Even though I know what some individuals take away from the book, what impact it has on the larger community struggle to assert sovereignty is still a mystery. Even activities like our roundtable discussion that show greater ownership over our past bear witness to how history is used strategically. For example, a Tuscarora speaker, a descendant of the “Original 22″ Indians recognized by the BIA in 1938, validated the rightness of blood quantum determinations of identity (though it was firmly situated in his own history, and not intended to be a general rule applied to everyone). He spoke on behalf of a colonial agenda that many Indians from other tribes have embraced but the Lumbees have rejected. At the same time, he proposed an inclusive path to recognition that would revisit that past decision and have all of us, regardless of blood quantum, now receiving federal services. His interpretation of the past could easily serve a colonizing agenda one moment, and a decolonizing one the next.

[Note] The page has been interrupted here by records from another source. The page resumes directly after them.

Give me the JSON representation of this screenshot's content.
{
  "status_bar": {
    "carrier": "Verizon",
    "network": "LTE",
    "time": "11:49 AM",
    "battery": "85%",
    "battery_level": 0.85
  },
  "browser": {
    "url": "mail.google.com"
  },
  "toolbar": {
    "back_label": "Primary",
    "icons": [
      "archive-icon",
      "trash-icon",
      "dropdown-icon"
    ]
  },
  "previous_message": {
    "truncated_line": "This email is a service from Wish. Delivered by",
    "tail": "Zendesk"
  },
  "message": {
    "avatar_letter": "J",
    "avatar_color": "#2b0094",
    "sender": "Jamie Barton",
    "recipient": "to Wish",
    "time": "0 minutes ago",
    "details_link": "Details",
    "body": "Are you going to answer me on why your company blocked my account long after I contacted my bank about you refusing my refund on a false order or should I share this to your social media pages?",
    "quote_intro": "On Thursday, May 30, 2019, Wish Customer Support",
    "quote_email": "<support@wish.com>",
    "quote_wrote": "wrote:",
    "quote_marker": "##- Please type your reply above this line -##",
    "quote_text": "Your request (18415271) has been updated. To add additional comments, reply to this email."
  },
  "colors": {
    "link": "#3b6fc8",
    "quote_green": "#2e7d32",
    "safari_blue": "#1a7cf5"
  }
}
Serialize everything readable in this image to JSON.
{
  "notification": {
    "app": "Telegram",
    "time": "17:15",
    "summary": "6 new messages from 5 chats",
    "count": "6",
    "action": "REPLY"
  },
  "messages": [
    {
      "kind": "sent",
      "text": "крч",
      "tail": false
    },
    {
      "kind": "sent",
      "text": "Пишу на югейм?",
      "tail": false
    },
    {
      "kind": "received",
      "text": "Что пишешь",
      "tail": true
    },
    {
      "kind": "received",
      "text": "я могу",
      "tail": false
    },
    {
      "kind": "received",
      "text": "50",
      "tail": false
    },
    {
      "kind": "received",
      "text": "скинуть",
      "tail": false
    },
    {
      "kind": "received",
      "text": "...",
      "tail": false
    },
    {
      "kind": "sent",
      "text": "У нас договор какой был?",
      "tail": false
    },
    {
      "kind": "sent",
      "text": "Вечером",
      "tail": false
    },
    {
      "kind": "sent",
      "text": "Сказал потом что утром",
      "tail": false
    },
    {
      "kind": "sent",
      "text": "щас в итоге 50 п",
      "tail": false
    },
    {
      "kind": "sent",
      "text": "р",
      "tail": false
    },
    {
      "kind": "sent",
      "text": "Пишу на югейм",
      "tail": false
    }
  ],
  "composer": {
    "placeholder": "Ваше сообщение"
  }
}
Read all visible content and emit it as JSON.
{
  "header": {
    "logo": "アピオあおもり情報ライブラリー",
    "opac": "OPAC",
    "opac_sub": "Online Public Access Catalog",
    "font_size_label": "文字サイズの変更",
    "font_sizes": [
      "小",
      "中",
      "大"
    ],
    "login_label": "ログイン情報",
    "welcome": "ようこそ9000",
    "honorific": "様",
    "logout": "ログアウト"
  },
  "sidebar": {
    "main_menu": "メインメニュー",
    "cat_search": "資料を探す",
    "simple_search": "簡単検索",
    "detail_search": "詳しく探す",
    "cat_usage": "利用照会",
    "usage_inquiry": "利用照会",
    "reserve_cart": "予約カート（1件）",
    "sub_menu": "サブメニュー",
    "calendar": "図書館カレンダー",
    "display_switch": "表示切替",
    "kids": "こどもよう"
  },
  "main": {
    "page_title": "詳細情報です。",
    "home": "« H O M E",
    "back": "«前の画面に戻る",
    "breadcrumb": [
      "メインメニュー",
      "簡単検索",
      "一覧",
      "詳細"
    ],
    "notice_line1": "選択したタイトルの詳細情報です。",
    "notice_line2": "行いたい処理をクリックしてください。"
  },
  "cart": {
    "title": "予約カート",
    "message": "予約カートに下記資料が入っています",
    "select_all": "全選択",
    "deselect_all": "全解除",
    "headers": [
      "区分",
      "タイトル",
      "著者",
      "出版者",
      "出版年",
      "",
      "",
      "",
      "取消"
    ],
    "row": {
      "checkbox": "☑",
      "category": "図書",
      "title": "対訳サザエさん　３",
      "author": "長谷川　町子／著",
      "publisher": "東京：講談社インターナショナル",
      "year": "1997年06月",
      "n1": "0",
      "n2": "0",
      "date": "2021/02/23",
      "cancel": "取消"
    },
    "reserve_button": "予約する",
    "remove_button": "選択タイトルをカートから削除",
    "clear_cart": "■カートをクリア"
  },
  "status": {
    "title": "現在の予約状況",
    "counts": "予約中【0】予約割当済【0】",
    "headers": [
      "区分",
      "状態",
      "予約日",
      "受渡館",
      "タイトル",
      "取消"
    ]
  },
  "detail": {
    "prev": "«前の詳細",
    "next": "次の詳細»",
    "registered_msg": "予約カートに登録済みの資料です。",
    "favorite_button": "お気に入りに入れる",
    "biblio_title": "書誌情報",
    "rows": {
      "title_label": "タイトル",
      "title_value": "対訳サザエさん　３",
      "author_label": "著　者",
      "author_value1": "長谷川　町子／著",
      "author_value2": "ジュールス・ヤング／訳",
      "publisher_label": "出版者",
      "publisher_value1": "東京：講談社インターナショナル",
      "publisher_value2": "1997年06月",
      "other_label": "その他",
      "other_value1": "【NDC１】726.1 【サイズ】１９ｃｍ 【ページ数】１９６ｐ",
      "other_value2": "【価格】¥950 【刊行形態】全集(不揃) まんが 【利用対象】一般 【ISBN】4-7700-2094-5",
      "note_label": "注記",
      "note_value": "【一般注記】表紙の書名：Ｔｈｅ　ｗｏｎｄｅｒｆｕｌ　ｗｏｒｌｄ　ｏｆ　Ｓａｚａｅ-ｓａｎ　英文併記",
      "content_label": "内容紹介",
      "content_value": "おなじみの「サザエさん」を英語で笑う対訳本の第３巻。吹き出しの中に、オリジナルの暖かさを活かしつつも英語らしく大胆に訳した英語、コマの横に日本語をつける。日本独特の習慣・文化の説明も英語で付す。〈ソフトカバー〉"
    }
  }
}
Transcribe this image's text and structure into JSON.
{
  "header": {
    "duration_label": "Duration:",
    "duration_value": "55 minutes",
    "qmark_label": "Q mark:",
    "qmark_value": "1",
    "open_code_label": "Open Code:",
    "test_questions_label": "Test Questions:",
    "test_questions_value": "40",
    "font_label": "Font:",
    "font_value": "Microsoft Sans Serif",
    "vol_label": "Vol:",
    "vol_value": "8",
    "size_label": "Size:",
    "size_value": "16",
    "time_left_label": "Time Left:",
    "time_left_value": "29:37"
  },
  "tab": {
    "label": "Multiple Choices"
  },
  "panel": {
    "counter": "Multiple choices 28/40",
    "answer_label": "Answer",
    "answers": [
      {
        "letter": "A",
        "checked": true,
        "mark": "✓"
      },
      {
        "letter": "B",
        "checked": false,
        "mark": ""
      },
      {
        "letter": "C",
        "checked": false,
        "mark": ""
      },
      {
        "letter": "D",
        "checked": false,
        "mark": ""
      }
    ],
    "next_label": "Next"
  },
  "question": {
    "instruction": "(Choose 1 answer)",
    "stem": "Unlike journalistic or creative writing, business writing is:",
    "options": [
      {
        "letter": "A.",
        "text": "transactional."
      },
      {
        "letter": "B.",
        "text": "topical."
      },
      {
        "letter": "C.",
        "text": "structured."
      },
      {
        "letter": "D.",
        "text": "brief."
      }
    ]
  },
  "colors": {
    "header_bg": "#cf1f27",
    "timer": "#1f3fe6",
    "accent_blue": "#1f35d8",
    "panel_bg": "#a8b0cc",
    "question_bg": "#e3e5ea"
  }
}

Scholarship can serve colonial ambivalence as well. Recently a prominent, Indian-run, national organization requested clarification from me regarding an individual applying for their services who claimed descent from the federally-recognized Original 22. They wanted to know whether this individual was eligible for services provided only to federally-recognized Indians. Given the limited information I had about the case, I unfortunately had to conclude that the person was not eligible; in recognizing the 22, the BIA contravened the Indian Reorganization Act and prevented them from organizing as a tribe and placing land into trust. Nor did the BIA allow recognition of their descendants. At first I felt pleasure that I could answer the question, and that something I had written would be useful in explaining the context around such a situation. But then I developed mixed feelings–my knowledge was essentially used to enforce the rules of federal recognition which we all know to be arbitrary in that they have excluded this applicant who was undoubtedly a member of an Indian tribe. The story I told, though truthful, did nothing to help this applicant and in fact sustained a justification for his exclusion.
Indian people live and breathe colonialism every day. It influences not only our contemporary circumstances but our view of the past. And I’d venture to say that most of us don’t look at that past exclusively through the lens of one of the colonizer’s collaborators; rather, our relationship to colonialism is more complex. Some of us find that a reading of the past influenced by colonialism serves our interests at some points, while at other times we resist views of history that privilege European epistemologies. Most of us live our daily lives in some grey area in between. I still have a long way to go to put my book to work in a way that crosses and exposes the borders that strengthen colonial domination. The book may empower Lumbee and Tuscarora people to tell their own stories and know themselves better, but it can also further our colonized status.